Exklusive Recherche zu Heckler & Koch: Parteispenden für Waffen

Recherchen von taz und „Report Mainz“ legen nahe, dass Heckler & Koch Geld fließen ließ, um Waffenexporte nach Mexiko durchzusetzen.

Mit Kunstblit bespritzte weiße Laken und ein schwarzes Maschinengewehr

Blut – wenn auch hier nur symbolisch – klebt an den Händen von Heckler & Koch Foto: dpa

OAXACA taz | Hat die Rüstungsschmiede Heckler & Koch (H&K) Bestechungsgeld gezahlt, um umstrittene Waffenexporte nach Mexiko zu ermöglichen? Schon lange existierten Anzeichen für diesen Verdacht, doch das Unternehmen hat die Vorwürfe immer von sich gewiesen. Nun legen Dokumente, die der taz und dem ARD-Magazin „Report Mainz“ vorliegen, nahe, dass die Firma gezielt Parteispenden getätigt hat, um die Ausfuhr von Sturmgewehren in das lateinamerikanische Land zu ermöglichen.

Demnach hat der ehemalige H&K-Geschäftsführer Peter Beyerle auf solche Zahlungen gedrängt. Da es immer schwieriger werde, Lieferungen nach Mexiko genehmigen zu lassen, bleibe nur noch die politische Schiene, schrieb er in E-Mails im März 2010. Deshalb solle die Firma möglichst bald eine Spende an die CDU und an die FDP tätigen, informierte er einen Kollegen mit der Bitte, der Firmenbeirat möge diese Zahlung bald absegnen. Die FDP umschrieb er dabei als Partei, die für Spenden empfänglich sei. Kurz darauf sprach sich das Gremium für die Spende aus, und das Geld wurde überwiesen.

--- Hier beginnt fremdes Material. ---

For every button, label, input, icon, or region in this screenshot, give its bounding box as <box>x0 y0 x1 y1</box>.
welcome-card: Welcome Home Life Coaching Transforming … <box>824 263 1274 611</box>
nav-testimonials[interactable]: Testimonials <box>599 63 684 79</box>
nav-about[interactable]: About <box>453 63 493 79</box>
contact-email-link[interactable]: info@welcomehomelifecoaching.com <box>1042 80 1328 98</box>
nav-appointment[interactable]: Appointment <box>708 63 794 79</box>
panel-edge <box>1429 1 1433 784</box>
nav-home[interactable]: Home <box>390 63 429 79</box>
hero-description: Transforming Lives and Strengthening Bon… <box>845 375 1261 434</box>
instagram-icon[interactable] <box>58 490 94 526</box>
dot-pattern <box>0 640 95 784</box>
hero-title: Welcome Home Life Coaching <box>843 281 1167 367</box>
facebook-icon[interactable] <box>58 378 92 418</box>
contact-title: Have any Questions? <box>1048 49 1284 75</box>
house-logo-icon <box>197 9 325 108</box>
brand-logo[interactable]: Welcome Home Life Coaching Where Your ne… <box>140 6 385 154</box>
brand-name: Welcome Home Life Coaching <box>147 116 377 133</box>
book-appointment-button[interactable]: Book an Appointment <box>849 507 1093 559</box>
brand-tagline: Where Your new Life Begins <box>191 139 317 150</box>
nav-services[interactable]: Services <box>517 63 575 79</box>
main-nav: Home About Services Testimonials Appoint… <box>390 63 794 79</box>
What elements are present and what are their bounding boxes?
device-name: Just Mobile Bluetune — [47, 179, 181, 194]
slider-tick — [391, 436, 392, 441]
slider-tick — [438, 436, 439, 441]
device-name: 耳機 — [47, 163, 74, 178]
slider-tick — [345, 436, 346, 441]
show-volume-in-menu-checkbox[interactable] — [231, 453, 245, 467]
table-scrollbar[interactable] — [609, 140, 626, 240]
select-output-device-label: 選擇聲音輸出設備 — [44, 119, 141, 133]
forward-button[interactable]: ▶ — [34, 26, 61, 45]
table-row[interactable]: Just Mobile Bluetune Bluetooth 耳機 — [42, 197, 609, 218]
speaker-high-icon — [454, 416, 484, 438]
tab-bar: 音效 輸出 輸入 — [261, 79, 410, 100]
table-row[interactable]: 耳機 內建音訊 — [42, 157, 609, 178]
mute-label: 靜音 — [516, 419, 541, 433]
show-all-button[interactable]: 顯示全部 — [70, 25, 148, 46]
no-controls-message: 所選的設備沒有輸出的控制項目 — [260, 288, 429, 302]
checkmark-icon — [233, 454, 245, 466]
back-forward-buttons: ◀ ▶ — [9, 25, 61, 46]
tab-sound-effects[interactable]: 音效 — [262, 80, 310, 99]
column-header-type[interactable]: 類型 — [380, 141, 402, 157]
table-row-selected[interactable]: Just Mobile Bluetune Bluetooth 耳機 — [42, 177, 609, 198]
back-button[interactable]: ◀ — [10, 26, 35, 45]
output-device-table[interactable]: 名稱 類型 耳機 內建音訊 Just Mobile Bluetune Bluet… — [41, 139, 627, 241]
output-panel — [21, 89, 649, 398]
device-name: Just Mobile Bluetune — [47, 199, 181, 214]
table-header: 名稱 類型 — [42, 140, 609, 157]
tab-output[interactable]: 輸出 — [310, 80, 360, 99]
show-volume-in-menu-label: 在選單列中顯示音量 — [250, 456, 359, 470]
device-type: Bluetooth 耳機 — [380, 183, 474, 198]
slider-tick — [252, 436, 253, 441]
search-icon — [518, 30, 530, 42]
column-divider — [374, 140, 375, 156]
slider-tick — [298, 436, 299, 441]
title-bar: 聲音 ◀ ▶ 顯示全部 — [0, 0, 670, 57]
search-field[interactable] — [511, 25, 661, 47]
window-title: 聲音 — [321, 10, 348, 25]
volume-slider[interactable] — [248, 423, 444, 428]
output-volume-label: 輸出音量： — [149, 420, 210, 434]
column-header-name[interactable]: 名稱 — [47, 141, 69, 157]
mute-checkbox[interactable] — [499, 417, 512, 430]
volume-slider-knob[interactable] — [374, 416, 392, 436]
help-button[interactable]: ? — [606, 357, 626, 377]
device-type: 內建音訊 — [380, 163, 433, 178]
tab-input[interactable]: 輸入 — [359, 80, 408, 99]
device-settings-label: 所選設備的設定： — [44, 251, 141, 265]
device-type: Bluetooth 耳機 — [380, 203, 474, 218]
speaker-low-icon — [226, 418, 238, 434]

Beyerle kümmerte sich damals bei Heckler & Koch um Exportgenehmigungen und Behördenkontakte. Seit vergangenen Dienstag sitzt der Jurist, der vor seiner Tätigkeit für die Waffenbauer Landespräsident des Kreises Rottweil war, vor dem Stuttgarter Landgericht auf der Anklagebank. Ihm und vier weiteren ehemaligen Mitarbeitern des Unternehmens wird vorgeworfen, für illegale Waffenlieferungen nach Mexiko verantwortlich zu sein. Zwischen 2006 und 2010 sollen sie den Export von Sturmgewehren vom Typ G36 in bestimmte mexikanische Bundesstaaten ermöglicht haben, für die die deutschen Ausfuhrbehörden explizit keine Genehmigungen erteilt hatten. Von knapp 10.000 insgesamt in das Land gelieferte Waffen sollen über 4.700 in diesen „verbotenen“ Regionen gelandet sein.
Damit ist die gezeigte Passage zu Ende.